3.7. Religionsdidaktische Modellierung von Lerngegenständen
Im Format der religionsdidaktischen Modellierung von Lerngegenständen werden die Sachverhalte, die im Religionsunterricht behandelt werden sollen, so aufbereitet, dass sie von den Lehrpersonen für ihren Unterricht herangezogen und von den Schülerinnen und Schülern verarbeitet werden können (Lenhard/Zimmermann, 2020).

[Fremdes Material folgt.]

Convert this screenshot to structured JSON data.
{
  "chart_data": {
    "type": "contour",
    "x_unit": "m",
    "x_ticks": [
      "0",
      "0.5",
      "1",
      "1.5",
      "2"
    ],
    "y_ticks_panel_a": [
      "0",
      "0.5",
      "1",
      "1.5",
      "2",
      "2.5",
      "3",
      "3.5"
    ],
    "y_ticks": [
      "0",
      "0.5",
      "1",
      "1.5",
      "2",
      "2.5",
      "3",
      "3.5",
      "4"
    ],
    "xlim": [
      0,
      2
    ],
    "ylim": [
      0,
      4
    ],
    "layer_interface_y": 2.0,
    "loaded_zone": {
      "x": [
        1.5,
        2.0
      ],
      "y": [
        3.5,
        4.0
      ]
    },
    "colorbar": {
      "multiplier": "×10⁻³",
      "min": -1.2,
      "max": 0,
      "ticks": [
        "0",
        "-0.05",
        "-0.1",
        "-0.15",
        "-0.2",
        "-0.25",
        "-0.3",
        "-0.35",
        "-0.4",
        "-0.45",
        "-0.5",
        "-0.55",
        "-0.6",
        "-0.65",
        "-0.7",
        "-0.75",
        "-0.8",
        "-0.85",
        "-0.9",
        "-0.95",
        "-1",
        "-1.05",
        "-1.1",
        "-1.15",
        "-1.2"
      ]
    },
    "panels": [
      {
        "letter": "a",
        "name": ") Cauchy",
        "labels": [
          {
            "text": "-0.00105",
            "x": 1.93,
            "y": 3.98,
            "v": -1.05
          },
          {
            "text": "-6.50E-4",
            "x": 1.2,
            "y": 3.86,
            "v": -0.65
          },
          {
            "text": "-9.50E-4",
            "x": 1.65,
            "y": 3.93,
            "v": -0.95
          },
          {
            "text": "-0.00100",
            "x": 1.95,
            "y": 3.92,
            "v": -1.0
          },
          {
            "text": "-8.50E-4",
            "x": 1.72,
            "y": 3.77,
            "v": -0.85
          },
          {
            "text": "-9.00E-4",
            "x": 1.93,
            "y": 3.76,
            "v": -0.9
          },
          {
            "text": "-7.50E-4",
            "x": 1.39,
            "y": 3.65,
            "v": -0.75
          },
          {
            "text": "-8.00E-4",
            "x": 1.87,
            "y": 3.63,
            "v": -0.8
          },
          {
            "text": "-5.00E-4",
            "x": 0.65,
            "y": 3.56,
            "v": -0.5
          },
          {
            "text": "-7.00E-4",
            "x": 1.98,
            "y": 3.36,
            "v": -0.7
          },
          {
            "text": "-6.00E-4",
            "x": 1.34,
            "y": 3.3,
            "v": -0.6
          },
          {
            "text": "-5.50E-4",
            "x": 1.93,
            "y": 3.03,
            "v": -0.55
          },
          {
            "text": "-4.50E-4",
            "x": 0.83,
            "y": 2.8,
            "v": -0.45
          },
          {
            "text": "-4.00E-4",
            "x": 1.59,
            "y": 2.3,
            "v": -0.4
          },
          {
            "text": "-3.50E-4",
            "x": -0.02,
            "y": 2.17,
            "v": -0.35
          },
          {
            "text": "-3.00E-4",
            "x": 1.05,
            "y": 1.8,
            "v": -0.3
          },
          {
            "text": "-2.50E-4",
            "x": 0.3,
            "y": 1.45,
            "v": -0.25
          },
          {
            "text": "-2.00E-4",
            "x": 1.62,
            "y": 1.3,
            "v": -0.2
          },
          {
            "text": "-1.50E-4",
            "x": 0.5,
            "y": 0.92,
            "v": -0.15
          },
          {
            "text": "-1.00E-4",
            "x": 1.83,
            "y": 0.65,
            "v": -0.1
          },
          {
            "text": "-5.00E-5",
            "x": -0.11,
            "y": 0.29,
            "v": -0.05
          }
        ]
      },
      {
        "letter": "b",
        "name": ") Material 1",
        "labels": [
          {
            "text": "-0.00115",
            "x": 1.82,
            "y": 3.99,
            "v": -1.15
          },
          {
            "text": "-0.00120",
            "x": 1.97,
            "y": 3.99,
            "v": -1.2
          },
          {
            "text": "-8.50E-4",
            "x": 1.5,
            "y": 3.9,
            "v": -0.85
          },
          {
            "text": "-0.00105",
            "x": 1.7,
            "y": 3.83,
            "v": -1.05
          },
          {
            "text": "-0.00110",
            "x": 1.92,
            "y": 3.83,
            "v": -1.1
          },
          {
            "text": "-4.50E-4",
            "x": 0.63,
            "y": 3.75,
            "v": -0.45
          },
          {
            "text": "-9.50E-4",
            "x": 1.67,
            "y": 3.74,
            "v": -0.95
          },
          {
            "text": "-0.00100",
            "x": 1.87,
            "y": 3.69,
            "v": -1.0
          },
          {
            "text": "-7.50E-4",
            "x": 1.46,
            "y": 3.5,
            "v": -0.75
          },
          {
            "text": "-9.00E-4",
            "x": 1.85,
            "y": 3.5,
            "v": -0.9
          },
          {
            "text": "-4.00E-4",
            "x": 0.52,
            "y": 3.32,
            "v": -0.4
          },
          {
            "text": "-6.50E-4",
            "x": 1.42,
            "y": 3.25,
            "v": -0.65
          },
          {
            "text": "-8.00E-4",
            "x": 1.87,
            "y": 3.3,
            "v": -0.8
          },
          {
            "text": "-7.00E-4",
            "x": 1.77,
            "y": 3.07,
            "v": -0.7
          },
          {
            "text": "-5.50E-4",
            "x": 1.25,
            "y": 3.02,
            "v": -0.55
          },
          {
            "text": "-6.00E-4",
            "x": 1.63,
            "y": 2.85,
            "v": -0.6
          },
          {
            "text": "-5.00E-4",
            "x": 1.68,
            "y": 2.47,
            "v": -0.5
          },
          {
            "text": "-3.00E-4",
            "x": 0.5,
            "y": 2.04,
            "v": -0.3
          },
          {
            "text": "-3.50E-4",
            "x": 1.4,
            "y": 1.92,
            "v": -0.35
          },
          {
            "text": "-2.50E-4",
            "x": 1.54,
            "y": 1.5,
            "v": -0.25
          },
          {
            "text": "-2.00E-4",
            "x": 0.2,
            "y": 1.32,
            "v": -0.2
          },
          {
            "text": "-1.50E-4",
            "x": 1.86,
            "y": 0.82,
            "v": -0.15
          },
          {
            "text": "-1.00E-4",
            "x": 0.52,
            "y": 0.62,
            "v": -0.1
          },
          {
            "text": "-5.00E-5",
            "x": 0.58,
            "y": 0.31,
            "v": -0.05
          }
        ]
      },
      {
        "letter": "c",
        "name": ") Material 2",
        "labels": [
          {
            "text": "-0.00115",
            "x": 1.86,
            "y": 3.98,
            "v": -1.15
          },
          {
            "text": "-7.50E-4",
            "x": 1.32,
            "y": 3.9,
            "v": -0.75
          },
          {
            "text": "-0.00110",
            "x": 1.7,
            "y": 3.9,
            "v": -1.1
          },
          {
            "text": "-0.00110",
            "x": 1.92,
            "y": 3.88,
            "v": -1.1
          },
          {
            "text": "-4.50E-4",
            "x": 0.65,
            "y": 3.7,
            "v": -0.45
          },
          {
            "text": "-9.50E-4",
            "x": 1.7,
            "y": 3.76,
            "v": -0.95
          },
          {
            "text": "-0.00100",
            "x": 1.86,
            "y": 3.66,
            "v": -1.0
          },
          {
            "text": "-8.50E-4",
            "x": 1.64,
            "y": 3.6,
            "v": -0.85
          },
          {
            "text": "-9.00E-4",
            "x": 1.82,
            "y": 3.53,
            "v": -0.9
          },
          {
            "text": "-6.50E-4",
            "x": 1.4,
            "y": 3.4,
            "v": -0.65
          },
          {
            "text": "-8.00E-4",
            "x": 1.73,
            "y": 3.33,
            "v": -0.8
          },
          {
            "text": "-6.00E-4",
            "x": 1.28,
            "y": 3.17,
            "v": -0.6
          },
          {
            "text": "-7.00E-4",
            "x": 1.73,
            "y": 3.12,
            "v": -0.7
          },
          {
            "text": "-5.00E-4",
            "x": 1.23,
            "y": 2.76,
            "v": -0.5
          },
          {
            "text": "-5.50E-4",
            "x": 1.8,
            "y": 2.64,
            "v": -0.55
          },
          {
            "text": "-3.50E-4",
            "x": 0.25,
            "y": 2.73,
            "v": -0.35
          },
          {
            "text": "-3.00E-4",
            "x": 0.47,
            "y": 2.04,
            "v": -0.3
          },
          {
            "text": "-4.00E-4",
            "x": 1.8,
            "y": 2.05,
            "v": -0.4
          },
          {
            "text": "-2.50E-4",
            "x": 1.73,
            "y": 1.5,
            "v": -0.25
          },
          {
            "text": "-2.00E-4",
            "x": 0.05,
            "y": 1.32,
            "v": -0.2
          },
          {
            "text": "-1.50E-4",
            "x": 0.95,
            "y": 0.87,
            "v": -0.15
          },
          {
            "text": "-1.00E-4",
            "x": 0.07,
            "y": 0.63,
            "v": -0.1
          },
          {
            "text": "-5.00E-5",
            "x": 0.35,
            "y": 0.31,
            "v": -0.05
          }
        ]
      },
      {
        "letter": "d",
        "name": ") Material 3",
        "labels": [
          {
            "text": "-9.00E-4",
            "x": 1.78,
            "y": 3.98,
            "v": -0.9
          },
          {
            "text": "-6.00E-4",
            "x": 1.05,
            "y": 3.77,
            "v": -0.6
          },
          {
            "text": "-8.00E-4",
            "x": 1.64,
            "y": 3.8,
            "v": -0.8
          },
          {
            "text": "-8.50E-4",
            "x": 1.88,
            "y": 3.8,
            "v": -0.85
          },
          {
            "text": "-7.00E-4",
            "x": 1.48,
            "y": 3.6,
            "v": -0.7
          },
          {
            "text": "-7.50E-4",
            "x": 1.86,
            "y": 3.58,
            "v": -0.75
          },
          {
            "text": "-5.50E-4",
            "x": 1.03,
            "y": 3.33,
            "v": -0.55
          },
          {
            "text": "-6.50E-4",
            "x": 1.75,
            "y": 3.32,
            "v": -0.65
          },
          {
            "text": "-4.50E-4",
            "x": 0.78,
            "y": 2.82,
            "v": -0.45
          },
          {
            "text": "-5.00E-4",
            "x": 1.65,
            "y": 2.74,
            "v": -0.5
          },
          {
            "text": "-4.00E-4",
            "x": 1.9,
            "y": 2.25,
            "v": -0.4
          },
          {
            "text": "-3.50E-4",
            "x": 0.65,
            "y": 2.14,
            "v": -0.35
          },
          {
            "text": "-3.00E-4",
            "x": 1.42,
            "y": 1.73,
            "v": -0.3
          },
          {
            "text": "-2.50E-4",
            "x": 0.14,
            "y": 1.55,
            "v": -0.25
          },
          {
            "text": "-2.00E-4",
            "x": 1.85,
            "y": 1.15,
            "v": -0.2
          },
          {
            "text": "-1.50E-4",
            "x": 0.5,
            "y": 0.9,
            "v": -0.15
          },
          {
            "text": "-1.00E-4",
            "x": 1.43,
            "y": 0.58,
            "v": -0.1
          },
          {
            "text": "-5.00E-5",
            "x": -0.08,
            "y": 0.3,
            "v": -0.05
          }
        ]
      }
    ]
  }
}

Der Gegenstandsbereich des Formats bezieht sich somit auf alle Aspekte der unterrichtlichen Inhalte in ihrer materialen Gestalt und den darin implizierten Methoden. Insofern es im Religionsunterricht vor allem um Inhalte des Glaubens geht, stellt die Theologie die zentrale Bezugstheorie dar, ergänzt um bildungswissenschaftliche und psychologische Theorien des Lehrens, Lernens und Verstehens. Weitere theoretische Bezüge sind durch den konkreten Inhalt bedingt, der für den Unterricht aufbereitet wird. Methodologisch ist dieses Format vor allem praxisorientiert verankert, wobei sich in der Regel unterrichtspraktische Erfahrungen und theoretische Kenntnisse gegenseitig befruchten. Damit erweist sich das Forschungsziel als konstruktiv-produktorientiert. Es geht der Modellierung von Lerngegenständen vor allem um die Erstellung oder Verbesserung von Lernmaterial.
4. Fazit und Ausblick
Insofern die Diskussion über fachdidaktische Formate noch sehr jung ist, kann die hier beschriebene Liste religionsdidaktischer Forschungsformate nur einen Zwischenstand innerhalb der religionsdidaktischen Diskussion darstellen, und zwar sowohl hinsichtlich der Anzahl möglicher Formate als auch hinsichtlich des inneren Zuschnitts dieser Formate. Allerdings kann bereits zum jetzigen Zeitpunkt festgehalten werden, dass keines der beschriebenen Formate ein exklusiv religionsdidaktisches darstellt. Auch wenn Religion neben Philosophie und Ethik im Baumertschen Sinn einen spezifischen Modus der Weltbegegnung darstellen mag (Baumert, 2002), erweist sich die Religionsdidaktik als eine Fachdidaktik wie andere Fachdidaktiken auch. Analoge Forschungsformate sollten somit in den anderen Fachdidaktiken ebenfalls anzutreffen sein. Gleichzeitig bleibt zu bedenken, dass Forschungsformate immer in einem konkreten historischen, gesellschaftlichen, politischen und institutionellen Umfeld formuliert und erprobt werden. So liegt es nahe, dass in Ländern, in denen Religionskunde statt eines konfessionellen Religionsunterrichts erteilt wird, unter den Bezugstheorien die Religionswissenschaft an die Stelle der Theologie tritt. Forschungsformate sind somit in vielfältiger Hinsicht kontingente Konstrukte, und neben der Formulierung solcher Formate selbst sollte es lohnenswert sein, zukünftig auch die Faktoren in den Blick zu nehmen, die diese Formate prägen.